French troops occupied Maastricht from 1673 to 1678. From 1748 till 1749 the French once again conquered the city. The French took the city one last time in 1794 and Maastricht was annexed to the First French Empire.In 1795 the bourgeoisie of Maastricht were forced to pay a very high war tax or if they could not comply to hand over their gold & silver and 1796 the municipal officials of Maastricht were ordered to hand over all their official silver to the French.
In 1795, the Old Regime of the Dutch republic under William V, Prince of Orange fled to the safety of England. History reveals that in general the Dutch citizen were not against the French and welcomed the later introduced Napoleonic Code or Code Napoléon, and officially Code civil des Français; the French civil code established under Napoleon I in 1804. The code forbade privileges based on birth, allowed freedom of religion, and specified that government jobs should go to the most qualified. These laws reflected the spirit of the French Revolution, and essentially liberated the common people of Europe and ended the Old Regime. Today the Civil Code forms the basis of many European legal systems.

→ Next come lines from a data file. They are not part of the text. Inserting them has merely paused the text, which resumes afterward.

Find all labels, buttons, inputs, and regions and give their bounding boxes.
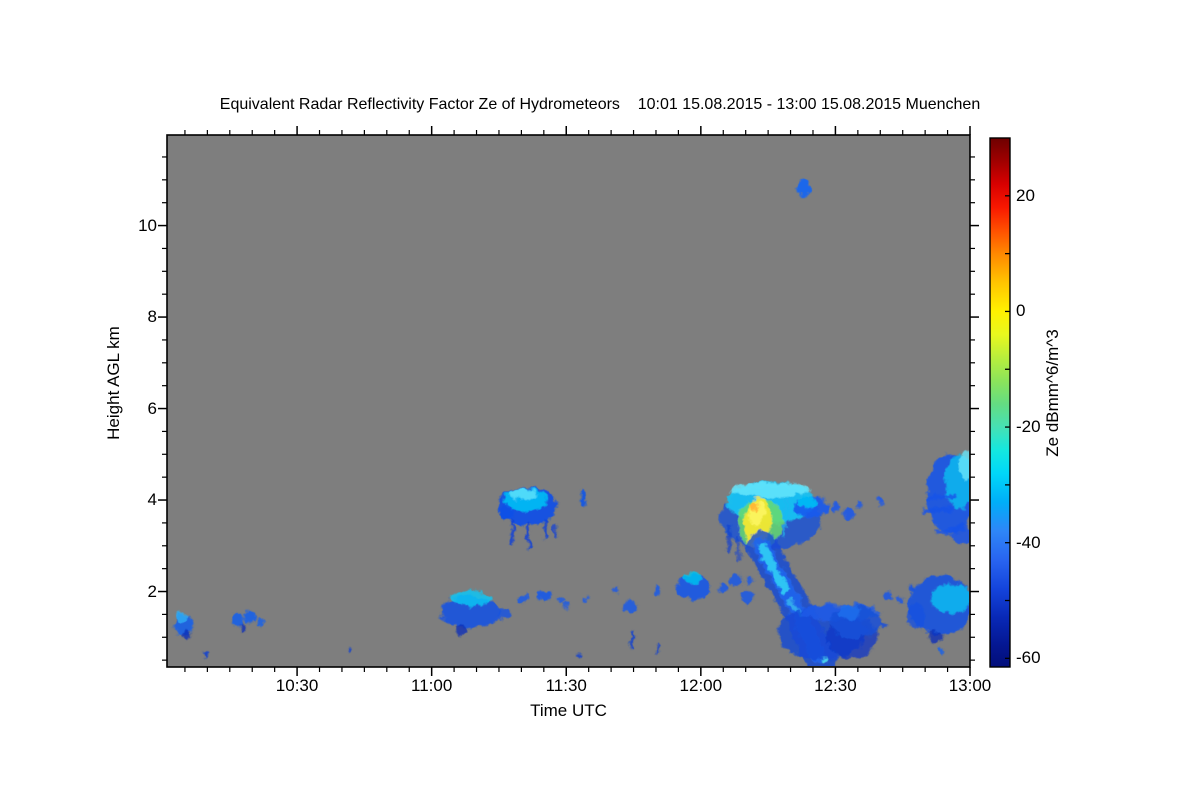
echo-layer: [174, 179, 969, 666]
radar-echo: [895, 596, 905, 605]
radar-echo: [717, 583, 728, 593]
radar-echo: [909, 584, 915, 592]
radar-echo: [177, 612, 187, 622]
axis-layer: [158, 126, 1011, 676]
echo-clip-group: [174, 179, 969, 666]
radar-echo: [231, 613, 244, 627]
radar-echo: [580, 489, 586, 507]
radar-echo: [348, 647, 353, 653]
radar-echo: [745, 576, 754, 586]
radar-echo: [182, 630, 191, 640]
radar-echo: [563, 602, 569, 609]
radar-echo-streak: [757, 541, 789, 594]
radar-echo: [243, 610, 257, 625]
radar-echo: [517, 594, 529, 603]
radar-echo: [500, 503, 514, 520]
radar-echo: [750, 501, 759, 512]
colorbar-gradient: [990, 138, 1010, 667]
radar-echo-streak: [927, 493, 957, 501]
radar-echo: [879, 621, 888, 629]
radar-echo: [884, 591, 894, 601]
radar-echo: [797, 496, 817, 509]
radar-echo: [930, 583, 969, 614]
radar-echo: [831, 501, 840, 512]
radar-echo: [821, 657, 828, 663]
radar-echo: [951, 523, 969, 545]
radar-echo-streak: [921, 506, 955, 515]
plot-area: [167, 135, 970, 667]
radar-echo: [906, 604, 926, 630]
radar-echo: [204, 652, 209, 659]
radar-echo-streak: [725, 523, 733, 555]
radar-echo: [797, 179, 811, 197]
radar-echo: [556, 596, 565, 604]
radar-echo: [741, 591, 755, 603]
radar-echo: [240, 623, 246, 634]
radar-echo: [613, 587, 619, 594]
radar-echo: [577, 652, 582, 658]
radar-echo: [843, 507, 855, 520]
radar-echo: [455, 624, 467, 636]
radar-echo: [536, 590, 553, 600]
radar-echo: [937, 648, 943, 654]
radar-echo: [876, 495, 883, 506]
radar-echo: [729, 482, 810, 498]
radar-echo: [856, 500, 863, 509]
radar-echo: [683, 571, 702, 584]
radar-echo-streak: [734, 535, 742, 561]
radar-echo: [928, 630, 942, 644]
radar-echo: [497, 608, 512, 620]
radar-echo: [509, 488, 537, 500]
radar-echo: [959, 450, 969, 481]
radar-echo: [622, 601, 639, 614]
radar-echo: [729, 573, 742, 587]
colorbar-frame: [989, 137, 1011, 668]
radar-echo: [653, 586, 662, 595]
radar-echo: [838, 604, 860, 620]
axis-frame: [166, 134, 971, 668]
radar-echo: [451, 590, 493, 606]
radar-echo: [582, 597, 589, 604]
radar-echo: [256, 618, 264, 627]
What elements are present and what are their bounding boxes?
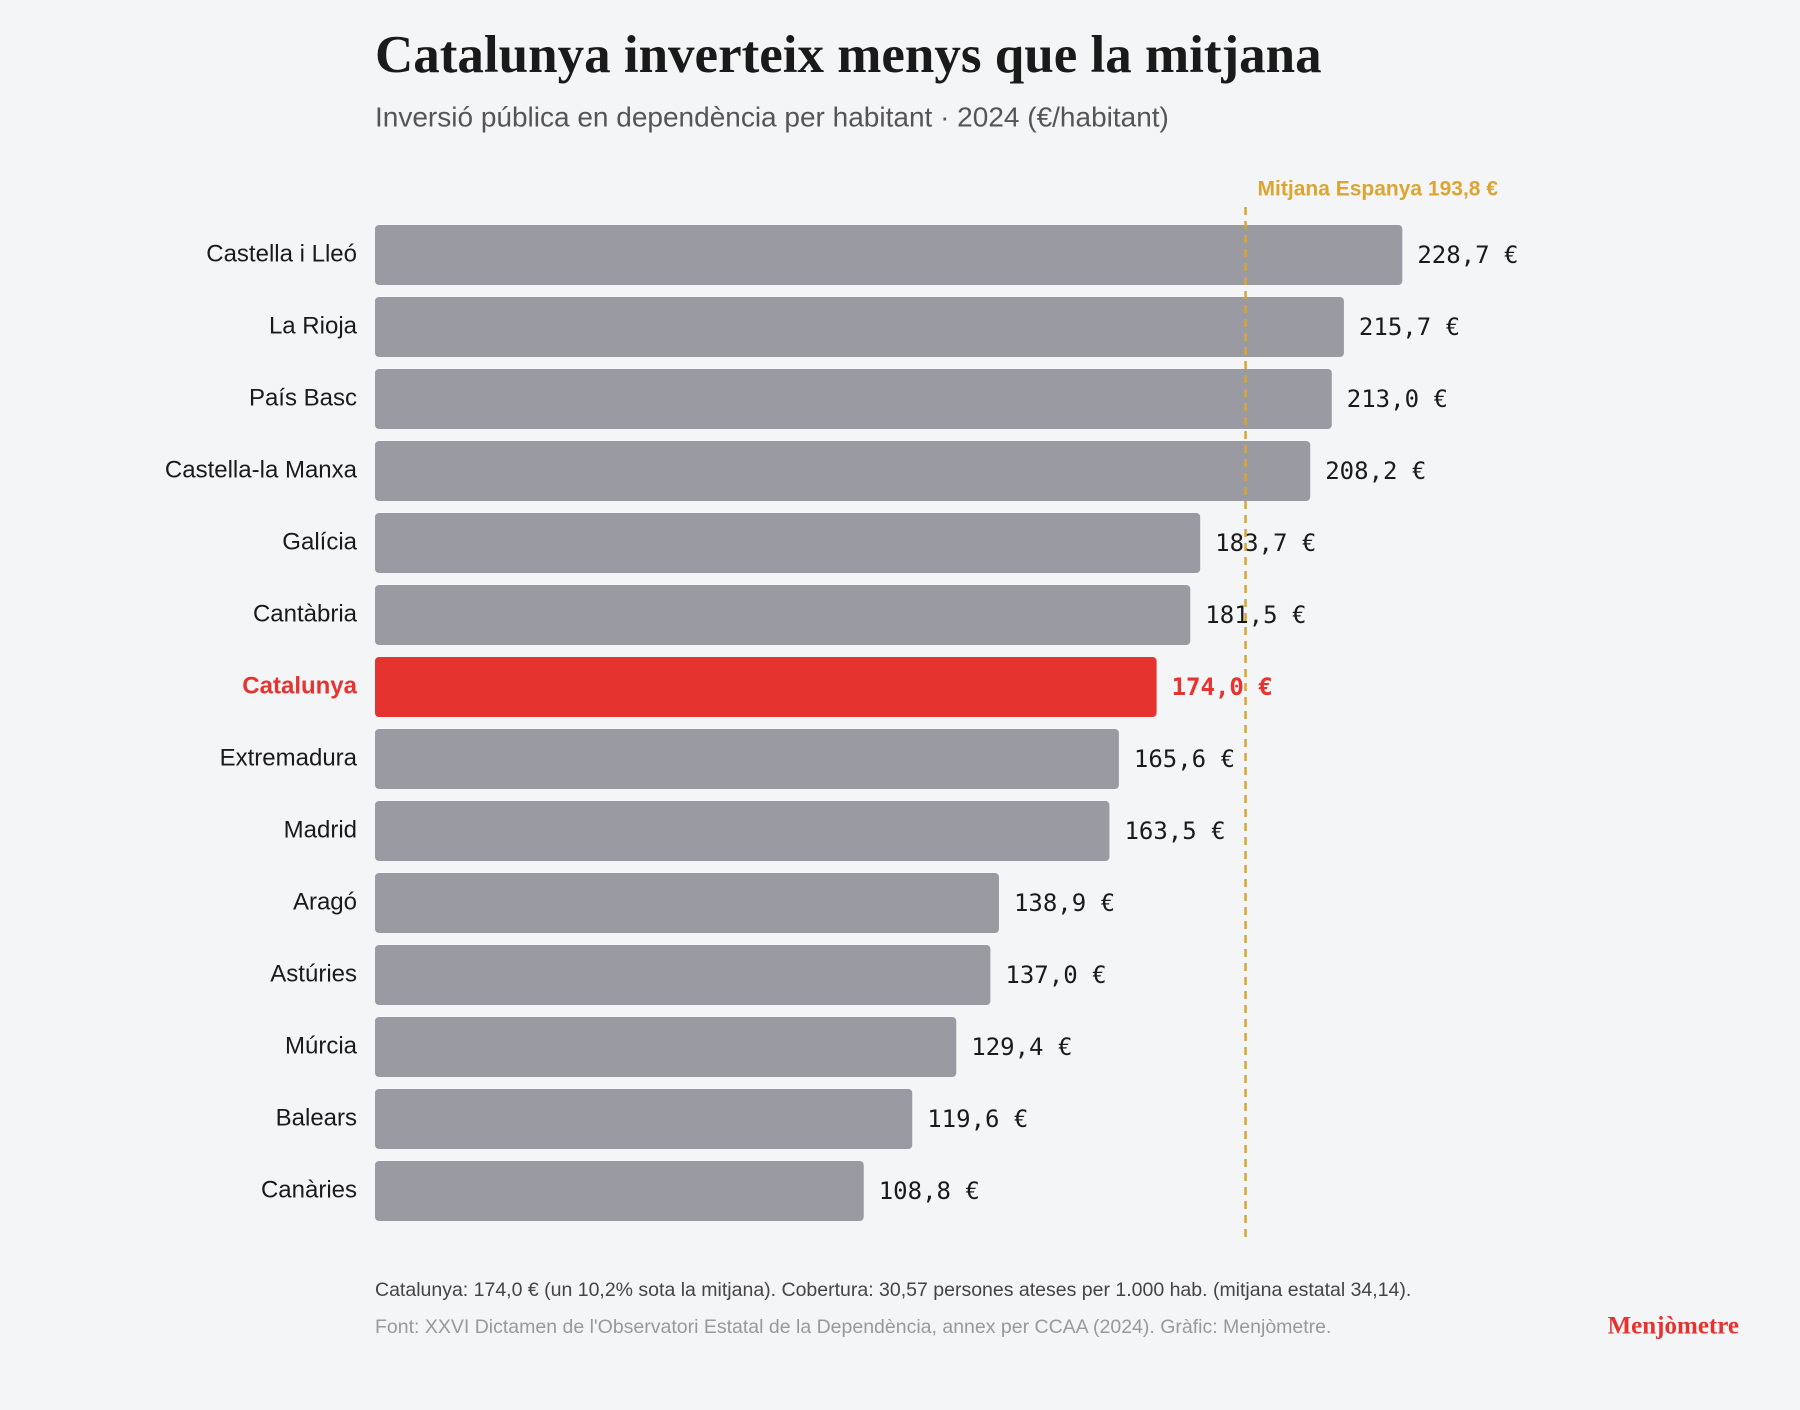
value-label: 165,6 € — [1134, 745, 1235, 773]
value-label: 108,8 € — [879, 1177, 980, 1205]
source: Font: XXVI Dictamen de l'Observatori Est… — [375, 1316, 1331, 1338]
bar — [375, 801, 1110, 861]
value-label: 228,7 € — [1417, 241, 1518, 269]
bar — [375, 369, 1332, 429]
value-label: 183,7 € — [1215, 529, 1316, 557]
chart-subtitle: Inversió pública en dependència per habi… — [375, 101, 1169, 132]
category-label: Aragó — [293, 888, 357, 915]
bar — [375, 1089, 913, 1149]
bar — [375, 729, 1119, 789]
value-label: 119,6 € — [927, 1105, 1028, 1133]
category-label: Múrcia — [285, 1032, 358, 1059]
value-label: 137,0 € — [1005, 961, 1106, 989]
category-label: Astúries — [270, 960, 357, 987]
category-label: Madrid — [284, 816, 357, 843]
reference-label: Mitjana Espanya 193,8 € — [1258, 178, 1499, 201]
category-label: Extremadura — [220, 744, 358, 771]
bar — [375, 297, 1344, 357]
value-label: 208,2 € — [1325, 457, 1426, 485]
value-label: 129,4 € — [971, 1033, 1072, 1061]
bar — [375, 1161, 864, 1221]
value-label: 213,0 € — [1347, 385, 1448, 413]
bar — [375, 513, 1201, 573]
bar — [375, 225, 1403, 285]
category-label: Balears — [276, 1104, 357, 1131]
bar — [375, 873, 999, 933]
category-label: Galícia — [282, 528, 357, 555]
footnote: Catalunya: 174,0 € (un 10,2% sota la mit… — [375, 1279, 1411, 1301]
category-label: La Rioja — [269, 312, 358, 339]
chart-title: Catalunya inverteix menys que la mitjana — [375, 26, 1322, 84]
value-label: 174,0 € — [1172, 673, 1273, 701]
bar — [375, 441, 1311, 501]
value-label: 138,9 € — [1014, 889, 1115, 917]
bar — [375, 657, 1157, 717]
category-label: Catalunya — [242, 672, 357, 699]
value-label: 181,5 € — [1205, 601, 1306, 629]
category-label: Castella i Lleó — [206, 240, 357, 267]
bar — [375, 1017, 957, 1077]
bar — [375, 585, 1191, 645]
value-label: 163,5 € — [1124, 817, 1225, 845]
value-label: 215,7 € — [1359, 313, 1460, 341]
brand: Menjòmetre — [1608, 1313, 1739, 1340]
category-label: Cantàbria — [253, 600, 358, 627]
category-label: Castella-la Manxa — [165, 456, 358, 483]
category-label: Canàries — [261, 1176, 357, 1203]
category-label: País Basc — [249, 384, 357, 411]
bar — [375, 945, 991, 1005]
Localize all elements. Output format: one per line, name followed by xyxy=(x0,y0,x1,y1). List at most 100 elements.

After the Napoleonic Wars, the allies set to work to redraw the map of Europe. The solution they came up with for the Netherlands was to build a new united state combining Belgium and Holland to form a strong buffer to the north of France. This union did not last long. In 1830 the Belgians rose against the monarch and government of the north and declared their independence. Geographically Maastricht should have become a part of Belgium, but the garrison under General Dibbets remained loyal to the house of Orange. And in 1839, to the discontent of the Belgians, the province of Limburg was partitioned with Maastricht remaining in Dutch hands.